20 March 2014, News Wires – It is now easier to access reliable data on small hydropower projects globally following the launch of a website designed to promote this technology, says a UN body.
The UN Industrial Development Organization (UNIDO) and the International Center on Small Hydro Power (ICSHP), a China-based, non-profit body that promotes this form of energy worldwide, launched the site last month (13 February).
“The first step is to share knowledge so that decision-makers, stakeholders, investors and local communities can benefit and learn from our resource,” says Liu Heng, the ICSHP’s director-general.
Small hydropower plants – producing up to ten megawatts of power (almost enough to run a 20-carriage, high-speed train) – generate this energy from flowing water. Such plants offer the chance of energy independence to rural communities that are not connected to the electricity grid, says the website.
The new site includes a map based on three years of data gathering that has 20 regional overviews and 149 country reports.
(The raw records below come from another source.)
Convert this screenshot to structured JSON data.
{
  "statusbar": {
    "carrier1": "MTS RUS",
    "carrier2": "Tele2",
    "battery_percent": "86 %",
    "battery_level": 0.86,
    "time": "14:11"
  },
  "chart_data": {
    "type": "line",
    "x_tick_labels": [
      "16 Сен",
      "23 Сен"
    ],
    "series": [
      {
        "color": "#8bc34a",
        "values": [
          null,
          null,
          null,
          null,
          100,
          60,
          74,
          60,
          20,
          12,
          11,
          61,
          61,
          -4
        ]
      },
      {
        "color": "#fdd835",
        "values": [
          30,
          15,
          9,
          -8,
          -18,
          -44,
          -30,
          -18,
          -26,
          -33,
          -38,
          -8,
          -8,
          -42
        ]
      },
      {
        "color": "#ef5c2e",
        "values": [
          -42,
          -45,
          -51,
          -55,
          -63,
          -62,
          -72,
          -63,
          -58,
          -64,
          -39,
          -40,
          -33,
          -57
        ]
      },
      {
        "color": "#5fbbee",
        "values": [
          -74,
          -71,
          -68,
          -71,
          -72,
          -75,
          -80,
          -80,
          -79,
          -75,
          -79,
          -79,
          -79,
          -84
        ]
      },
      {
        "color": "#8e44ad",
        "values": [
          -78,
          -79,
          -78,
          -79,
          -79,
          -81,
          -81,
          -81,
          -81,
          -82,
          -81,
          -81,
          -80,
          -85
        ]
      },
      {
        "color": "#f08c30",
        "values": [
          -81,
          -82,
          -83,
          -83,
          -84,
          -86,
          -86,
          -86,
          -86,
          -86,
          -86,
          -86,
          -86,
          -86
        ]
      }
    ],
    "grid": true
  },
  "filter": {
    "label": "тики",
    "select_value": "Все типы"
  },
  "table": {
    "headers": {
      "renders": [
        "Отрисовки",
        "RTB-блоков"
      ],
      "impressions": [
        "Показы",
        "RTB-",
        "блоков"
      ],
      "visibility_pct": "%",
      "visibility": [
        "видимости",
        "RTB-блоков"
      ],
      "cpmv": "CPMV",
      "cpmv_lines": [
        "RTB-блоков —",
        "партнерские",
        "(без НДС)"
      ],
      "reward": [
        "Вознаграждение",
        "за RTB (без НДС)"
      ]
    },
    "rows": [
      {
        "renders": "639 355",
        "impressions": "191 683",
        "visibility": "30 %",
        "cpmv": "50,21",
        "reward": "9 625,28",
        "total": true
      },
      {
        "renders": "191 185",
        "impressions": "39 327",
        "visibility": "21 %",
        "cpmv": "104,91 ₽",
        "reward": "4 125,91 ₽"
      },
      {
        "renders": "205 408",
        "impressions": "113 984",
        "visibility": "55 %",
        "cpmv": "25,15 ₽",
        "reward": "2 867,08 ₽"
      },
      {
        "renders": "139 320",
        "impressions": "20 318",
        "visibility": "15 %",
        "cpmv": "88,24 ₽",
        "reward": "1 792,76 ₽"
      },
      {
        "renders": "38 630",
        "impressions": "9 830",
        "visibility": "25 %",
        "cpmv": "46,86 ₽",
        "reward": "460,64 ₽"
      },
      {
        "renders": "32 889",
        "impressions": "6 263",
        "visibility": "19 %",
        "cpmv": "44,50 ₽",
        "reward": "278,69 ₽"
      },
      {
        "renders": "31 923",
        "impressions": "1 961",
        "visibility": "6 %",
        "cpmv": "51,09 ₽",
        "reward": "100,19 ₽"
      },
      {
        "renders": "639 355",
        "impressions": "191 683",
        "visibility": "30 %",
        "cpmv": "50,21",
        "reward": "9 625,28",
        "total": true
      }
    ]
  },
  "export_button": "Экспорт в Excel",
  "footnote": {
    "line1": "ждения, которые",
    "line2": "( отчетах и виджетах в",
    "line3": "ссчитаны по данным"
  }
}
Each report is designed to be small enough to download on a mobile phone, so poorer people without access to computers can get hold of it.
As small hydropower technology is flexible and plants are easy to build, operate and maintain locally, they can benefit rural regions, boosting industrial development in a socially inclusive way, says Liu.
“Rural electrification can mark a revolutionary change for local communities previously reliant on gasoline,” he says.
Lara Jin Qiu-ting Esser, senior programme officer at ICSHP and one of the editors of the report, tells SciDev.Net that her organisation is “open to the idea” of including scientific research on small hydropower in future reports.
She also hopes to add case studies showing technical, social and environmental aspects of the technology, along with different financing mechanisms.
“If we can create an understanding that small hydropower is a renewable energy option and raise awareness of its potential at the national and regional level, then we can empower people to invest in its future,” says Esser.